Bupati Soppeng, Suwardi Haseng dalam bingkai ilustrasi

DBS NEWS, SOPPENG – Bupati Soppeng, Suwardi Haseng mengklaim ketersediaan pupuk bersubsidi di wilayahnya sudah pada tahap over atau berlebih.

Suwardi bahkan menyebut pemerintah daerah kesulitan menyalurkan sisa kuota karena menganggap kebutuhan petani sudah terpenuhi.

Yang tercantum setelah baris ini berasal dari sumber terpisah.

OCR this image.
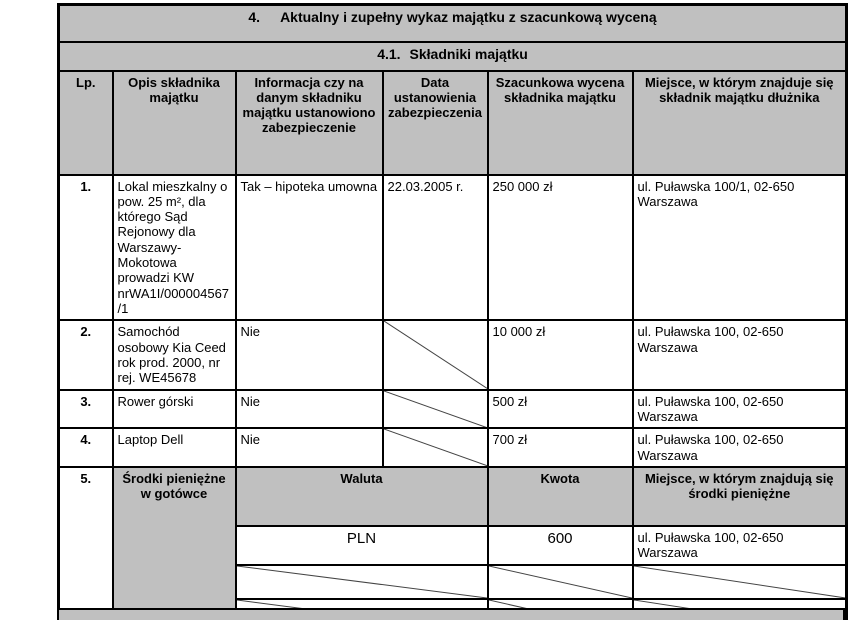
4. Aktualny i zupełny wykaz majątku z szacunkową wyceną					

4.1. Składniki majątku					

Lp.	Opis składnika majątku	Informacja czy na danym składniku majątku ustanowiono zabezpieczenie	Data ustanowienia zabezpieczenia	Szacunkowa wycena składnika majątku	Miejsce, w którym znajduje się składnik majątku dłużnika
1.	Lokal mieszkalny o pow. 25 m², dla którego Sąd Rejonowy dla Warszawy-Mokotowa prowadzi KW nrWA1I/000004567/1	Tak – hipoteka umowna	22.03.2005 r.	250 000 zł	ul. Puławska 100/1, 02-650 Warszawa
2.	Samochód osobowy Kia Ceed rok prod. 2000, nr rej. WE45678	Nie		10 000 zł	ul. Puławska 100, 02-650 Warszawa
3.	Rower górski	Nie		500 zł	ul. Puławska 100, 02-650 Warszawa
4.	Laptop Dell	Nie		700 zł	ul. Puławska 100, 02-650 Warszawa
5.	Środki pieniężne w gotówce	Waluta		Kwota	Miejsce, w którym znajdują się środki pieniężne
		PLN		600	ul. Puławska 100, 02-650 Warszawa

“Sangat melimpah pupuk dan tidak seperti tahun-tahun sebelumnya yang sangat langka. Sekarang malah over karena banyak yang diberikan oleh pusat, sehingga tidak mampu untuk disalurkan karena mungkin sudah terpenuhi semuanya,” ujar Suwardi, Minggu (22/2/2026).

Dalam data yang dipaparkan, alokasi pupuk urea ada sebanyak 19.300 ton, terealisasi 18.752 ton atau 97,2%.

Sedangkan, alokasi pupuk NPK phonska ada sebanyak 16.000 ton, terealisasi 13.608 ton atau 85%.

Realisasi penyerapan pupuk urea dan NPK phonska inipun dinilai sudah sangat tinggi.

“Kelangkaan pupuk yang menjadi salah satu masalah klasik dalam sektor pertanian tidak lagi terjadi di tahun 2025, hal tersebut terlihat dari realisasi serapan pupuk,” ujar Suwardi.